Remy(47)
I glare at them from the bench. They tried to help her with her suitcase; the dickwads think I don’t know they’re crushing on her?
I pull her closer to me and set a kiss on her forehead.
“Who are all these people here for?” she asks. A huge crowd is at the FBO where my jet parks when we arrive at New York, and security has cords holding them back. She’s so puzzled, it’s adorable.
“For me, who else,” I tell her.
Pete laughs. “Get off it, Remy.”
I swear they are all staring at her. I pull her to me. “Come here, baby. I want these good folks to know you’re with me.” I squeeze her ass to mark my property.
“Remington!”
I usher her into the limo before the rest come in, then I grab her to me and kiss her. I’m so fucking starved for her, I need to feel her heat, her warmth, her tongue.
My hunger is wild and unleashed, completely crazy. “I want to take you somewhere tonight,” I rasp into her mouth. “Let’s go to Paris.”
“Why Paris?”
“Why the fuck not?”
“Because you have a fight in three days!” She laughs delightedly, and I want to take her to Paris, I don’t care about the rest, but she whispers, “Let’s go anywhere with a bed.”
I immediately fuck her in my mind on a bed, and then I imagine— “Let’s do it on a swing.”
“Remington!”
“Let’s do it in an elevator,” I propose. I am fucking her in an elevator, standing, my tongue hot and hard and pushing into her while I plunge my cock inside her, over and over.
Laughing, she shakes her finger at me, and I grin. “I’m never, ever, doing it in an elevator so you’re going to have to find someone else.”
“I want you. In an elevator.” Standing in that elevator, my tongue in her.
“And I want you. In a bed. Like normal people.”
My eyes dip to her cleavage, then down her body, to her pussy tightly hugged in the most delicious pants I have ever seen. I want to write a fucking letter to the makers and praise them for a job well done. Thanks to their jeans I have a good view of my woman all the time. “I want you in those pants you’re wearing.”
She nods and grins, then twines her fingers through mine and lifts my hand to kiss my knuckles.
I’m curious to see what she’s doing because I don’t remember her kissing my knuckles like this. She crawls closer and cups my jaw, sets a kiss on my cheek, and runs her hands through my hair, and my entire body homes in on her touch and the tenderness in her eyes as she looks at me.
Car doors open.
Coach rides up front with the driver, and everyone else slides onto the bench across from us. Brooke tries wiggling free but I tighten her fingers in mine and make her stay put. I don’t want her to stop touching me, all my body craves it. My mind is not thinking any shit anymore. Who cares what Coach does, Riley . . . I just look at her. And feel . . . good. Calm. Calmer. I want to rest my head on her and I slide down—fuck me for being so large—then I pull her closer and set my head on her chest. I can hear her heart pounding under my ear. She went very still, and I want her to relax. I pull her closer and shift so she’s comfortable, and I feel her melt with me.
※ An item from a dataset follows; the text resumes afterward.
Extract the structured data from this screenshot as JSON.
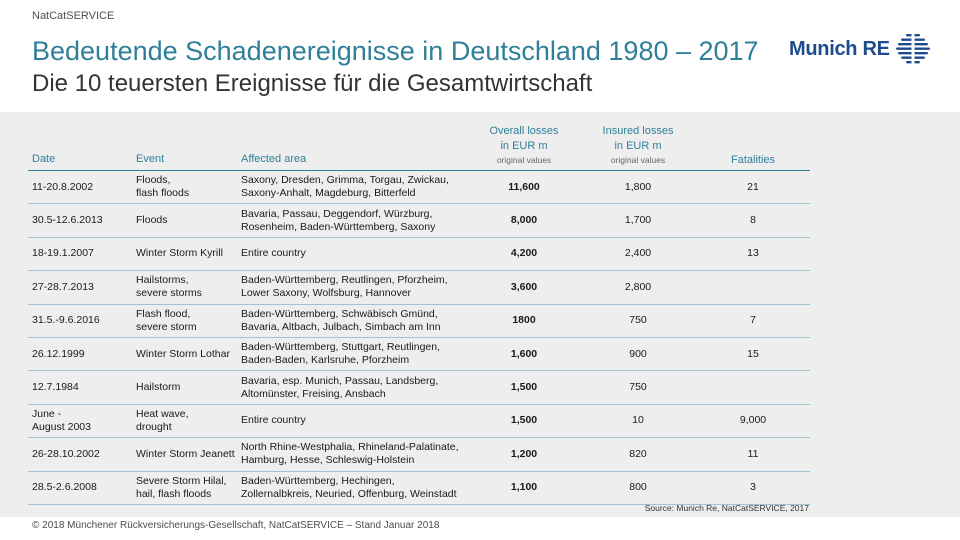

I close my eyes and my mind feels quiet. It is quiet. I like it. I’m not thinking of anything except the pounding of her heart under my ear. Then I feel her fingernail along my earlobe and I tighten my hold to keep her locked to me. Tenderness oozes out of her like a blanket. I shouldn’t want it this much, but I do. Nobody can take this from me.
“You guys want a time-out when we get to the hotel?” Pete asks us in a voice that I can barely recognize as Pete’s.
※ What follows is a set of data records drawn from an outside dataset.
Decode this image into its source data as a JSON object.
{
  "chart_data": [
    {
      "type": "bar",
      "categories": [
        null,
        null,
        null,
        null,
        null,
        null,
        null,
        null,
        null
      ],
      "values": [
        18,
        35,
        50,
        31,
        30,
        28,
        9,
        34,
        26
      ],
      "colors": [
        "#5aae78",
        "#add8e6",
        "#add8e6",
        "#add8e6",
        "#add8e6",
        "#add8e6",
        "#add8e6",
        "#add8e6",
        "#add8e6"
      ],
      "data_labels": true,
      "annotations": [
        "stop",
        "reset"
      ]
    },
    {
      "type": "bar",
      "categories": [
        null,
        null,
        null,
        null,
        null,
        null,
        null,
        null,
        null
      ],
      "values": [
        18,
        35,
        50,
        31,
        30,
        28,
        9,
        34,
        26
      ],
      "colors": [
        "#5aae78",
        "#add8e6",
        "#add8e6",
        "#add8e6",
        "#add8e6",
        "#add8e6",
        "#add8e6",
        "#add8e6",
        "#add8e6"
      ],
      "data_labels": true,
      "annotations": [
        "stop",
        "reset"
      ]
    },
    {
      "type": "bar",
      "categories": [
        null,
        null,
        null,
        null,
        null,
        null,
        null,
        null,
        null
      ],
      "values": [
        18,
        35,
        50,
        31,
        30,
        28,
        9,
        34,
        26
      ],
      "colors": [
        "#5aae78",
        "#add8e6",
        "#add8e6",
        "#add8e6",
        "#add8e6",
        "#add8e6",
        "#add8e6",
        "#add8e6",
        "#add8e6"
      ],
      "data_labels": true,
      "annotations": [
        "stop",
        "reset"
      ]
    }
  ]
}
She’s moving her fingers in my hair, and when she doesn’t speak, I move my head yes, not lifting it so that she won’t take her hands away. I crave her hands. It’s not the contact as much as the tenderness in her touch. The way her fingers respect my muscles, push just enough, support and help them let go. It happens inside me. I don’t believe in words, but I believe in this.
She strokes me all over with both hands, softly, and I hear her chatting with Diane about a recipe for me while we ride to the hotel, and her heart is steady and strong under my ear, and she’s small and fragile and smells like she does, and I am never letting her go.
I will. Kill myself. Before letting her go.
When we get to the suite, I’m anxious again. She’s getting her cosmetics out of her suitcase, and I watch her hands move on her bag and pull out her toothbrush, and then she brushes her teeth. And I do nothing but crave crave crave. Inside me in the very pit of my being.